Selon elle, le gouvernement n'effectue pas de contrôle de la qualité des services bilingues qu'il offre.

« Notre objectif c'est toujours de s'assurer que les gens du Nouveau-Brunswick puissent faire affaire avec le gouvernement dans la langue de leur choix. Peu importe avec quel ministère », explique le ministre Paul Robichaud, responsable de la Francophonie.

Mme d'Entremont a également évalué la mise en œuvre des mesures du Plan gouvernemental sur les langues officielles en ce qui a trait aux ressources humaines, dont la révision en profondeur du programme de formation linguistique.

« Notre étude révèle de sérieuses lacunes quant à la détermination des besoins en personnel bilingue, aux niveaux requis de compétence en langue seconde et à l'efficacité de la formation linguistique pour les fonctionnaires », note la commissaire d'Entremont.

Selon l'étude du commissariat, les niveaux de compétence en langue seconde des employés bilingues ne sont pas clairement établis et ne font pas l'objet de contrôle.

« Cette situation compromet la qualité des services. Il faut que le gouvernement fasse preuve de plus de rigueur »

— Une citation de  Katherine d'Entremont, commissaire aux langues officielles du Nouveau-Brunswick

La commissaire note que le niveau requis en langue seconde pour un poste bilingue n'est pas publié dans l'avis de concours.

Janique LeBlanc s’entretient avec la commissaire aux langues officielles du N.-B., Katherine d'Entremont.

En attendant les résultats

Le Plan gouvernemental sur les langues officielles 2011-2013 prévoit que « tous les ministères et agences doivent revoir leur profil linguistique de façon à permettre à chaque employé de travailler dans la langue de son choix ».

C'est que jusqu'en 2009, la politique sur la langue de travail au Nouveau-Brunswick ne garantissait pas à un employé de l'État d'être supervisé et de travailler dans la langue de son choix.

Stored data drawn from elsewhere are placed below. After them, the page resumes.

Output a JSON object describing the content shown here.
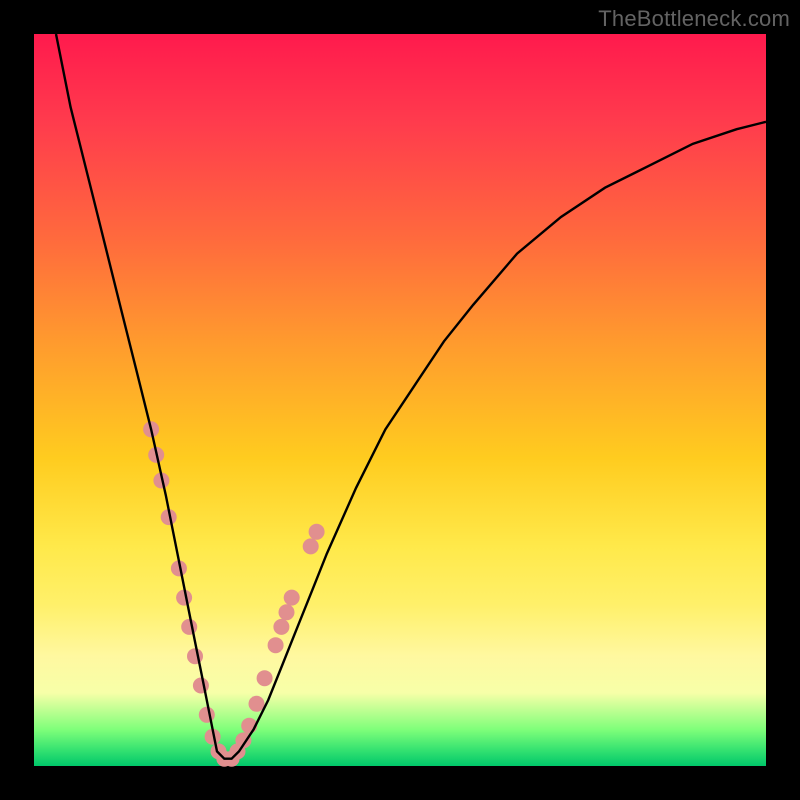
{
  "watermark": "TheBottleneck.com",
  "chart_data": {
    "type": "line",
    "title": "",
    "xlabel": "",
    "ylabel": "",
    "xlim": [
      0,
      100
    ],
    "ylim": [
      0,
      100
    ],
    "grid": false,
    "legend": false,
    "series": [
      {
        "name": "curve",
        "color": "#000000",
        "x": [
          3,
          5,
          8,
          10,
          12,
          14,
          16,
          18,
          19,
          20,
          21,
          22,
          23,
          24,
          25,
          26,
          27,
          28,
          30,
          32,
          34,
          36,
          38,
          40,
          44,
          48,
          52,
          56,
          60,
          66,
          72,
          78,
          84,
          90,
          96,
          100
        ],
        "y": [
          100,
          90,
          78,
          70,
          62,
          54,
          46,
          37,
          32,
          27,
          22,
          17,
          12,
          7,
          2,
          1,
          1,
          2,
          5,
          9,
          14,
          19,
          24,
          29,
          38,
          46,
          52,
          58,
          63,
          70,
          75,
          79,
          82,
          85,
          87,
          88
        ]
      }
    ],
    "markers": {
      "name": "highlight-dots",
      "color": "#e18f8f",
      "radius": 8,
      "points": [
        {
          "x": 16.0,
          "y": 46
        },
        {
          "x": 16.7,
          "y": 42.5
        },
        {
          "x": 17.4,
          "y": 39
        },
        {
          "x": 18.4,
          "y": 34
        },
        {
          "x": 19.8,
          "y": 27
        },
        {
          "x": 20.5,
          "y": 23
        },
        {
          "x": 21.2,
          "y": 19
        },
        {
          "x": 22.0,
          "y": 15
        },
        {
          "x": 22.8,
          "y": 11
        },
        {
          "x": 23.6,
          "y": 7
        },
        {
          "x": 24.4,
          "y": 4
        },
        {
          "x": 25.2,
          "y": 2
        },
        {
          "x": 26.0,
          "y": 1
        },
        {
          "x": 27.0,
          "y": 1
        },
        {
          "x": 27.8,
          "y": 2
        },
        {
          "x": 28.6,
          "y": 3.5
        },
        {
          "x": 29.4,
          "y": 5.5
        },
        {
          "x": 30.4,
          "y": 8.5
        },
        {
          "x": 31.5,
          "y": 12
        },
        {
          "x": 33.0,
          "y": 16.5
        },
        {
          "x": 33.8,
          "y": 19
        },
        {
          "x": 34.5,
          "y": 21
        },
        {
          "x": 35.2,
          "y": 23
        },
        {
          "x": 37.8,
          "y": 30
        },
        {
          "x": 38.6,
          "y": 32
        }
      ]
    }
  }
}
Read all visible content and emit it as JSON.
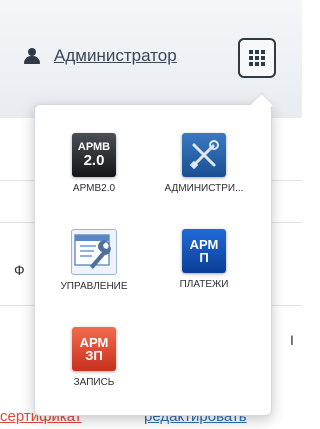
{
  "header": {
    "user_name": "Администратор"
  },
  "background": {
    "letter_left": "Ф",
    "letter_right": "I",
    "link_red": "сертификат",
    "link_blue": "редактировать"
  },
  "apps_menu": {
    "items": [
      {
        "label": "АРМВ2.0",
        "icon_text_1": "АРМВ",
        "icon_text_2": "2.0"
      },
      {
        "label": "АДМИНИСТРИ..."
      },
      {
        "label": "УПРАВЛЕНИЕ"
      },
      {
        "label": "ПЛАТЕЖИ",
        "icon_text_1": "АРМ",
        "icon_text_2": "П"
      },
      {
        "label": "ЗАПИСЬ",
        "icon_text_1": "АРМ",
        "icon_text_2": "ЗП"
      }
    ]
  }
}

Or, si la commissaire d'Entremont convient que « ce plan renferme d'importantes mesures » pour assurer le respect de la Loi sur les langues officielles, elle note que le gouvernement est en retard dans l'atteinte des objectifs.

« Un après l'échéance initiale du plan, le gouvernement provincial a très peu de résultats à présenter. Il y a lieu de s'interroger sur l'importance que le gouvernement accorde à ce plan », souligne Katherine d'Entremont.

Problèmes chez Horizon

La commissaire d'Entremont s'est également penchée sur l'état du bilinguisme au sein des deux réseaux de santé de la province. Elle recommande d'ailleurs que les réseaux Horizon et Vitalité fassent plus d'efforts pour se conformer pleinement à leurs obligations linguistiques.

La situation serait particulièrement préoccupante dans les hôpitaux de la régie Horizon.

« Dans certains établissements de la province, l'accès à des soins de santé en français est l'exception plutôt que la règle. Cette situation requiert des mesures correctrices énergiques », explique-t-elle.

Les recommandations de Katherine d'Entremont

  1. Que des niveaux requis de compétence en langue seconde soient associés aux équipes de travail, et ce, pour les différentes catégories de postes bilingues.
  2. Que des lignes directrices précises soient élaborées afin d'aider les ministères à déterminer les niveaux requis de compétence en langue seconde pour les différentes catégories de postes bilingues, et ce, en se fondant sur une évaluation objective des fonctions et responsabilités de ces postes.
  3. Que le niveau requis de compétence de langue seconde soit clairement indiqué dans tous les avis de concours exigeant le bilinguisme et qu'un lien Internet vers la description des niveaux de compétence en langue seconde soit affiché.
  4. Que le gouvernement se dote d'une stratégie et d'outils pour évaluer et répondre efficacement à ses besoins en matière de main-d'œuvre bilingue, de formation en langue seconde et de maintien des compétences linguistiques de ses employés.
  5. Que le gouvernement provincial établisse des mécanismes de contrôle efficaces pour vérifier la capacité réelle des équipes de travail à fournir des services de qualité égale dans les deux langues officielles.